Episode 1: Civilisation 

Dr. Amanda Foreman travels to a range of countries including Turkey, Siberia, and Greece, as she explores the history of women from the earliest urban settlements to the sprawling empires of the classical world. Tackling many of the subjects ignored by traditional history, Amanda investigates the origins of patriarchy, the silencing of women, the rise of the veil, the truth behind the Amazons, and the possibility of female agency in the ancient world. 
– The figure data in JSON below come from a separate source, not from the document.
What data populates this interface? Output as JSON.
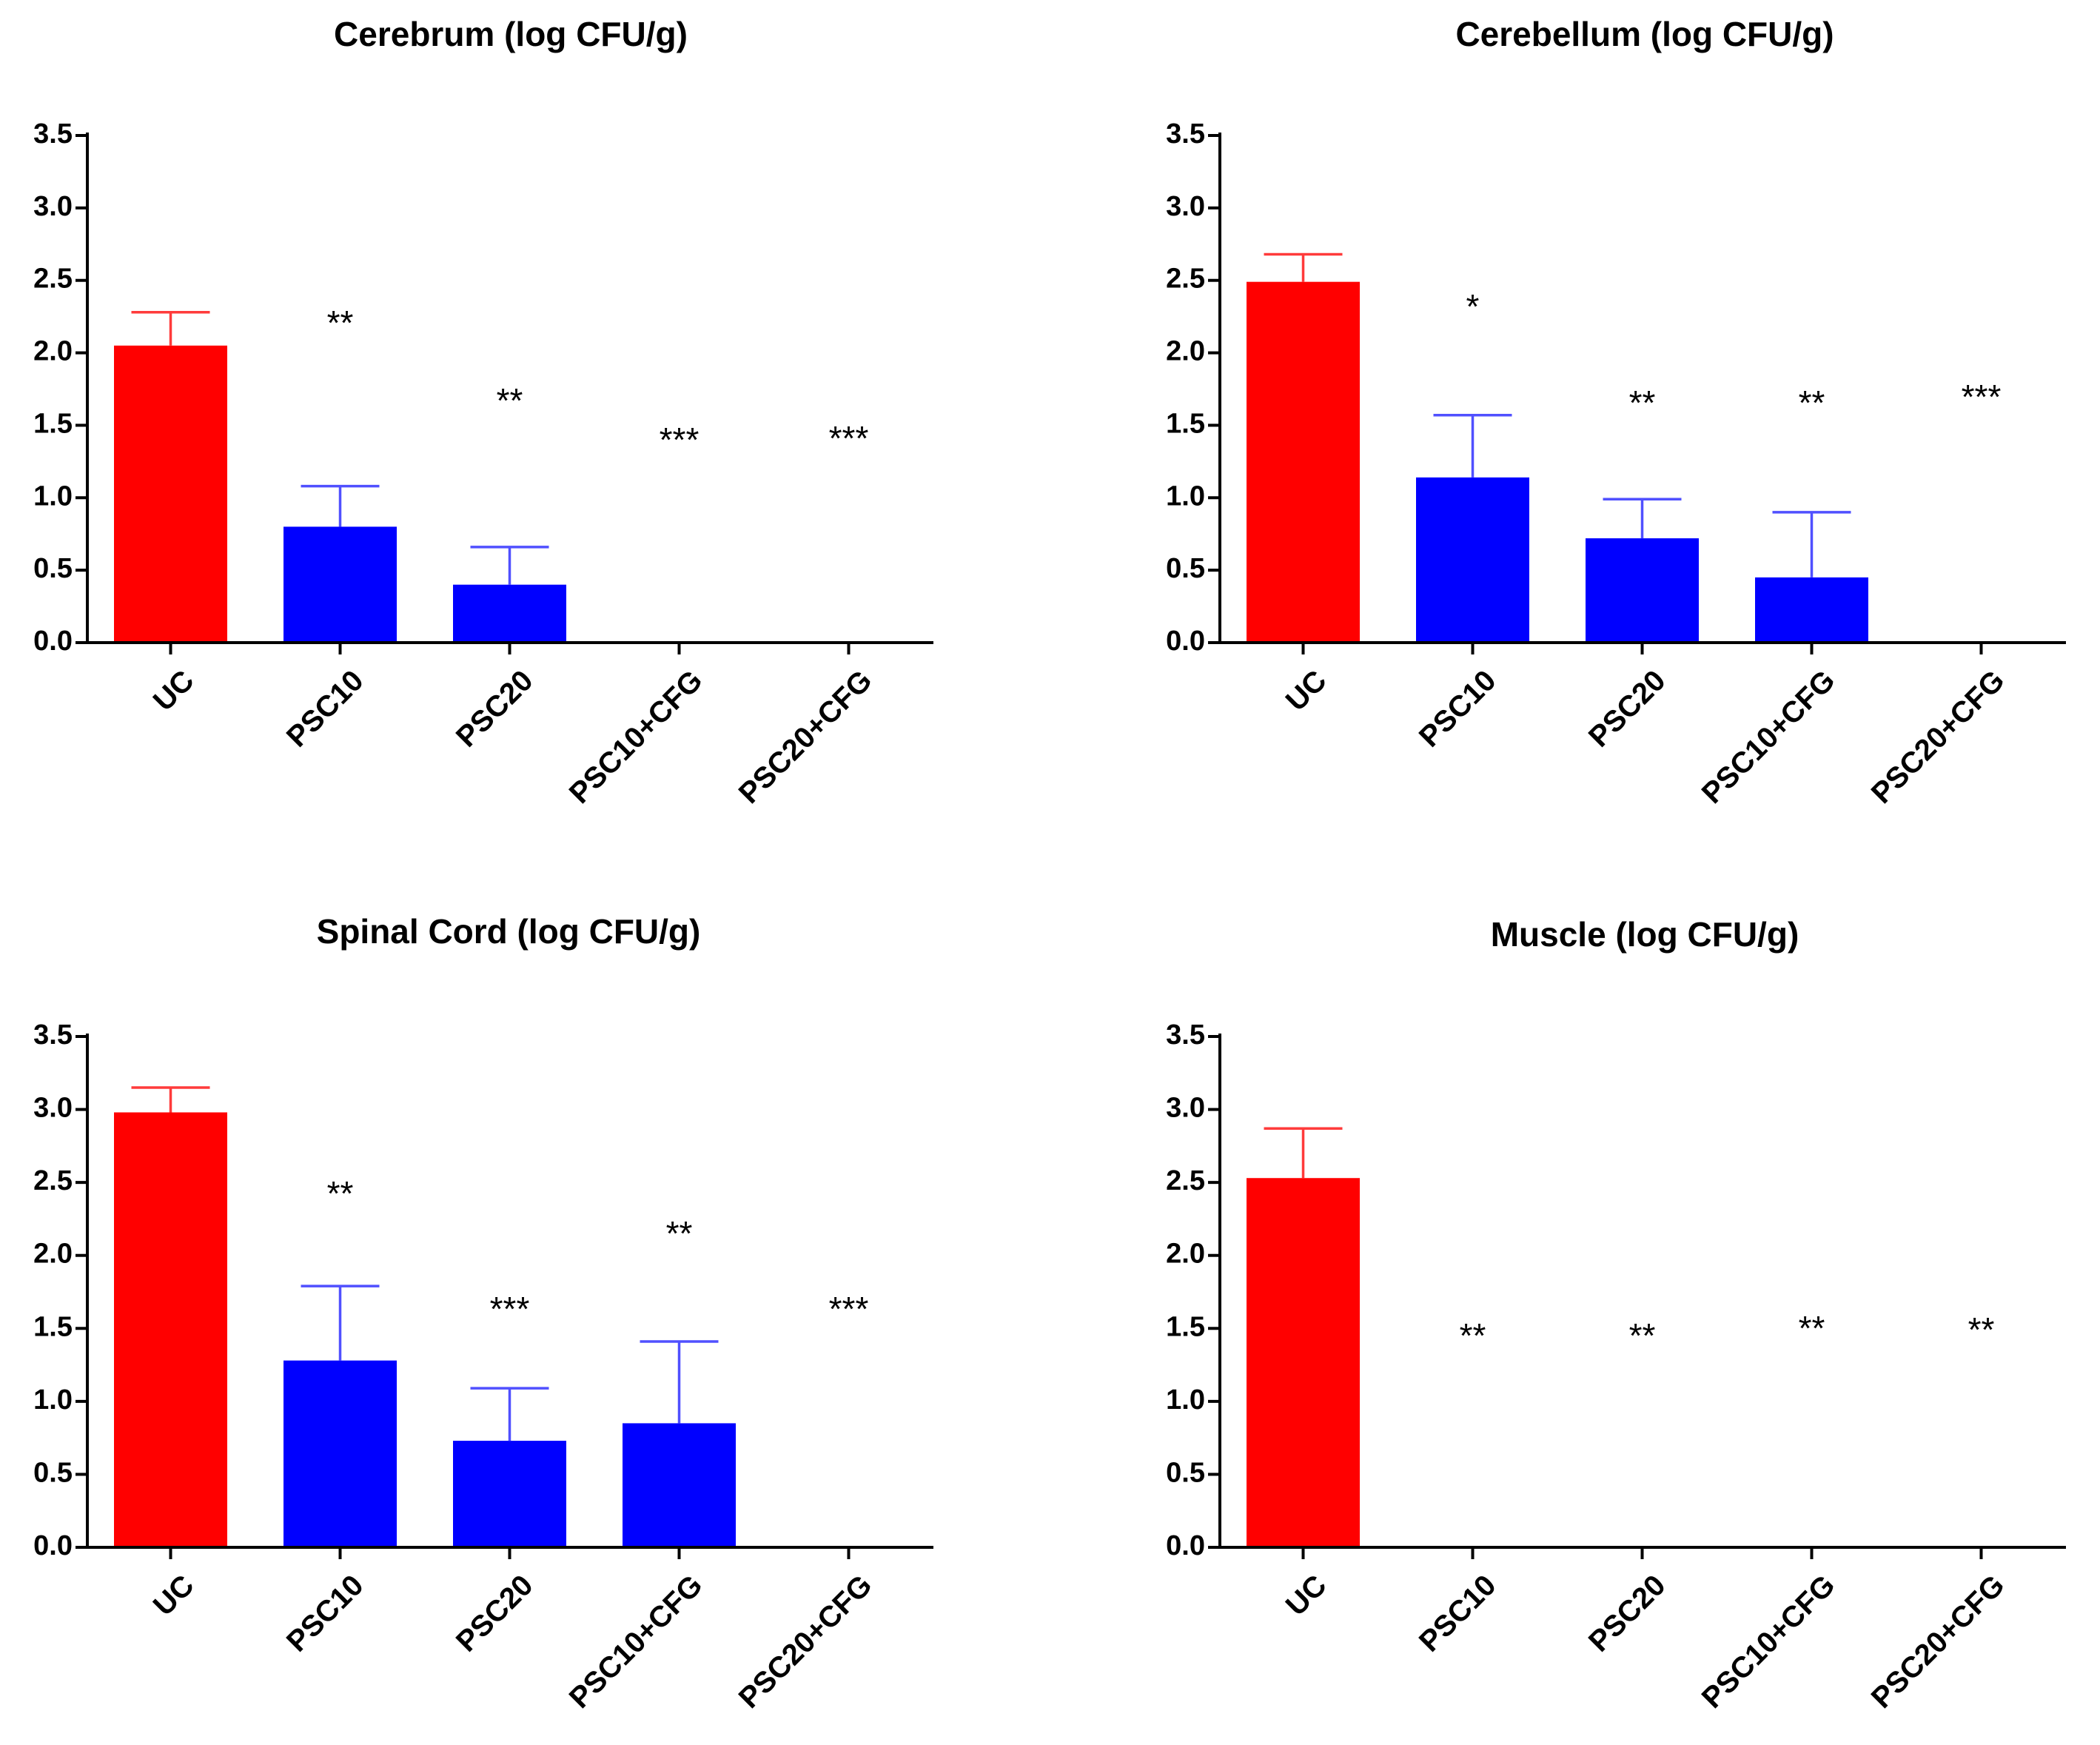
{
  "chart_data": [
    {
      "type": "bar",
      "title": "Cerebrum (log CFU/g)",
      "categories": [
        "UC",
        "PSC10",
        "PSC20",
        "PSC10+CFG",
        "PSC20+CFG"
      ],
      "values": [
        2.05,
        0.8,
        0.4,
        0,
        0
      ],
      "error": [
        0.23,
        0.28,
        0.26,
        0,
        0
      ],
      "significance": [
        "",
        "**",
        "**",
        "***",
        "***"
      ],
      "ylim": [
        0,
        3.5
      ],
      "yticks": [
        "0.0",
        "0.5",
        "1.0",
        "1.5",
        "2.0",
        "2.5",
        "3.0",
        "3.5"
      ],
      "bar_colors": [
        "#ff0000",
        "#0000ff",
        "#0000ff",
        "#0000ff",
        "#0000ff"
      ],
      "error_colors": [
        "#ff3b3b",
        "#5050ff",
        "#5050ff",
        "#5050ff",
        "#5050ff"
      ]
    },
    {
      "type": "bar",
      "title": "Cerebellum (log CFU/g)",
      "categories": [
        "UC",
        "PSC10",
        "PSC20",
        "PSC10+CFG",
        "PSC20+CFG"
      ],
      "values": [
        2.49,
        1.14,
        0.72,
        0.45,
        0
      ],
      "error": [
        0.19,
        0.43,
        0.27,
        0.45,
        0
      ],
      "significance": [
        "",
        "*",
        "**",
        "**",
        "***"
      ],
      "ylim": [
        0,
        3.5
      ],
      "yticks": [
        "0.0",
        "0.5",
        "1.0",
        "1.5",
        "2.0",
        "2.5",
        "3.0",
        "3.5"
      ],
      "bar_colors": [
        "#ff0000",
        "#0000ff",
        "#0000ff",
        "#0000ff",
        "#0000ff"
      ],
      "error_colors": [
        "#ff3b3b",
        "#5050ff",
        "#5050ff",
        "#5050ff",
        "#5050ff"
      ]
    },
    {
      "type": "bar",
      "title": "Spinal Cord (log CFU/g)",
      "categories": [
        "UC",
        "PSC10",
        "PSC20",
        "PSC10+CFG",
        "PSC20+CFG"
      ],
      "values": [
        2.98,
        1.28,
        0.73,
        0.85,
        0
      ],
      "error": [
        0.17,
        0.51,
        0.36,
        0.56,
        0
      ],
      "significance": [
        "",
        "**",
        "***",
        "**",
        "***"
      ],
      "ylim": [
        0,
        3.5
      ],
      "yticks": [
        "0.0",
        "0.5",
        "1.0",
        "1.5",
        "2.0",
        "2.5",
        "3.0",
        "3.5"
      ],
      "bar_colors": [
        "#ff0000",
        "#0000ff",
        "#0000ff",
        "#0000ff",
        "#0000ff"
      ],
      "error_colors": [
        "#ff3b3b",
        "#5050ff",
        "#5050ff",
        "#5050ff",
        "#5050ff"
      ]
    },
    {
      "type": "bar",
      "title": "Muscle (log CFU/g)",
      "categories": [
        "UC",
        "PSC10",
        "PSC20",
        "PSC10+CFG",
        "PSC20+CFG"
      ],
      "values": [
        2.53,
        0,
        0,
        0,
        0
      ],
      "error": [
        0.34,
        0,
        0,
        0,
        0
      ],
      "significance": [
        "",
        "**",
        "**",
        "**",
        "**"
      ],
      "ylim": [
        0,
        3.5
      ],
      "yticks": [
        "0.0",
        "0.5",
        "1.0",
        "1.5",
        "2.0",
        "2.5",
        "3.0",
        "3.5"
      ],
      "bar_colors": [
        "#ff0000",
        "#0000ff",
        "#0000ff",
        "#0000ff",
        "#0000ff"
      ],
      "error_colors": [
        "#ff3b3b",
        "#5050ff",
        "#5050ff",
        "#5050ff",
        "#5050ff"
      ]
    }
  ]
}
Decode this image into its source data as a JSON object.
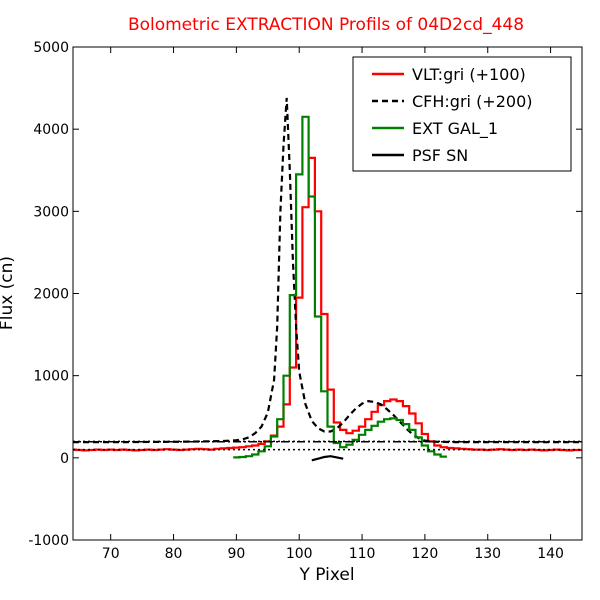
{
  "chart_data": {
    "type": "line",
    "title": "Bolometric EXTRACTION Profils of 04D2cd_448",
    "title_color": "#ff0000",
    "xlabel": "Y Pixel",
    "ylabel": "Flux (cn)",
    "xlim": [
      64,
      145
    ],
    "ylim": [
      -1000,
      5000
    ],
    "xticks": [
      70,
      80,
      90,
      100,
      110,
      120,
      130,
      140
    ],
    "yticks": [
      -1000,
      0,
      1000,
      2000,
      3000,
      4000,
      5000
    ],
    "grid": false,
    "legend_position": "top-right",
    "series": [
      {
        "name": "VLT:gri (+100)",
        "color": "#ff0000",
        "style": "steps-solid",
        "x": [
          64,
          65,
          66,
          67,
          68,
          69,
          70,
          71,
          72,
          73,
          74,
          75,
          76,
          77,
          78,
          79,
          80,
          81,
          82,
          83,
          84,
          85,
          86,
          87,
          88,
          89,
          90,
          91,
          92,
          93,
          94,
          95,
          96,
          97,
          98,
          99,
          100,
          101,
          102,
          103,
          104,
          105,
          106,
          107,
          108,
          109,
          110,
          111,
          112,
          113,
          114,
          115,
          116,
          117,
          118,
          119,
          120,
          121,
          122,
          123,
          124,
          125,
          126,
          127,
          128,
          129,
          130,
          131,
          132,
          133,
          134,
          135,
          136,
          137,
          138,
          139,
          140,
          141,
          142,
          143,
          144,
          145
        ],
        "y": [
          100,
          95,
          90,
          95,
          100,
          95,
          100,
          95,
          100,
          95,
          90,
          95,
          100,
          95,
          100,
          105,
          100,
          95,
          100,
          105,
          110,
          105,
          100,
          110,
          115,
          120,
          125,
          130,
          140,
          150,
          170,
          200,
          270,
          380,
          650,
          1100,
          1950,
          3050,
          3650,
          3000,
          1750,
          830,
          430,
          340,
          300,
          330,
          380,
          470,
          560,
          640,
          690,
          710,
          690,
          630,
          540,
          420,
          290,
          200,
          150,
          130,
          120,
          115,
          110,
          105,
          100,
          100,
          95,
          100,
          105,
          100,
          95,
          100,
          95,
          100,
          95,
          90,
          95,
          100,
          95,
          90,
          95,
          95
        ]
      },
      {
        "name": "CFH:gri (+200)",
        "color": "#000000",
        "style": "dashed",
        "x": [
          64,
          70,
          80,
          85,
          88,
          90,
          91,
          92,
          93,
          94,
          95,
          96,
          96.5,
          97,
          97.5,
          98,
          98.5,
          99,
          99.5,
          100,
          101,
          102,
          103,
          104,
          105,
          106,
          107,
          108,
          109,
          110,
          111,
          112,
          113,
          114,
          115,
          116,
          117,
          118,
          119,
          120,
          121,
          122,
          125,
          130,
          140,
          145
        ],
        "y": [
          190,
          190,
          195,
          200,
          205,
          215,
          225,
          250,
          300,
          380,
          550,
          950,
          1600,
          3000,
          3800,
          4380,
          3500,
          2400,
          1600,
          1050,
          650,
          450,
          360,
          320,
          320,
          360,
          430,
          520,
          600,
          660,
          690,
          680,
          650,
          590,
          520,
          440,
          360,
          290,
          240,
          210,
          200,
          195,
          192,
          190,
          190,
          190
        ]
      },
      {
        "name": "EXT GAL_1",
        "color": "#008000",
        "style": "steps-solid",
        "x": [
          90,
          91,
          92,
          93,
          94,
          95,
          96,
          97,
          98,
          99,
          100,
          101,
          102,
          103,
          104,
          105,
          106,
          107,
          108,
          109,
          110,
          111,
          112,
          113,
          114,
          115,
          116,
          117,
          118,
          119,
          120,
          121,
          122,
          123
        ],
        "y": [
          5,
          10,
          20,
          40,
          80,
          140,
          260,
          470,
          1000,
          1980,
          3450,
          4150,
          3180,
          1720,
          810,
          380,
          180,
          130,
          160,
          220,
          280,
          340,
          390,
          440,
          470,
          480,
          460,
          410,
          340,
          250,
          150,
          80,
          40,
          15
        ]
      },
      {
        "name": "PSF SN",
        "color": "#000000",
        "style": "solid",
        "x": [
          102,
          103,
          104,
          105,
          106,
          107
        ],
        "y": [
          -30,
          -10,
          10,
          20,
          5,
          -10
        ]
      },
      {
        "name": "",
        "color": "#000000",
        "style": "dotted",
        "x": [
          64,
          145
        ],
        "y": [
          100,
          100
        ]
      },
      {
        "name": "",
        "color": "#000000",
        "style": "dotted",
        "x": [
          64,
          145
        ],
        "y": [
          200,
          200
        ]
      },
      {
        "name": "",
        "color": "#000000",
        "style": "dashdot",
        "x": [
          64,
          145
        ],
        "y": [
          195,
          195
        ]
      }
    ]
  }
}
Civilisation has given us extraordinary advances: law and commerce – science and art. But what does it look like from the point of view of women?  In this episode, Amanda travels across the globe from the Fertile Crescent to the Eurasian Steppes, looking at the earliest civilisations in order to understand how and why the status of women declined as humanity became richer, more powerful, and more urbanized.  Along the way she asks some profound questions about the nature of power and the future of equality.

In Anatolia, Amanda visits Catalhöyük, one of the world’s earliest settlements, where archaeologists believe that men and women lived in relative equality.  Moving on to the so-called Cradle of Civilization (Mesopotamia), she explores the history of women’s relationship with the written word, as well as the effect of the world’s first legal codes on their freedom and status. Subjects include divorce, adultery, abortion, and the first veiling law in 1350BC – two millennia before the advent of Islam.  Across Europe and the Near East, she highlights some of the extraordinary women who left their mark in history.  

These include Enheduanna, the world’s first recorded author; the nomadic priestess, the Ukok Ice Maiden, one of the great archaeological discoveries of the 20th century; and Hatshepsut, one of ancient Egypt’s most successful, but most maligned ruling Queens. Crucially, she also explores the darker legacy of gender inequality in ancient Greece, whose ideas on female inferiority have cast such a long and baleful shadow over women’s lives.  Amanda argues that it is time to eject the old idea of equating civilization with patriarchy; one doesn’t have to mean the other.

Highlights include Amanda holding the 3,000 year-old Assyrian law tablet that was responsible for introducing the long and problematic history of the veil.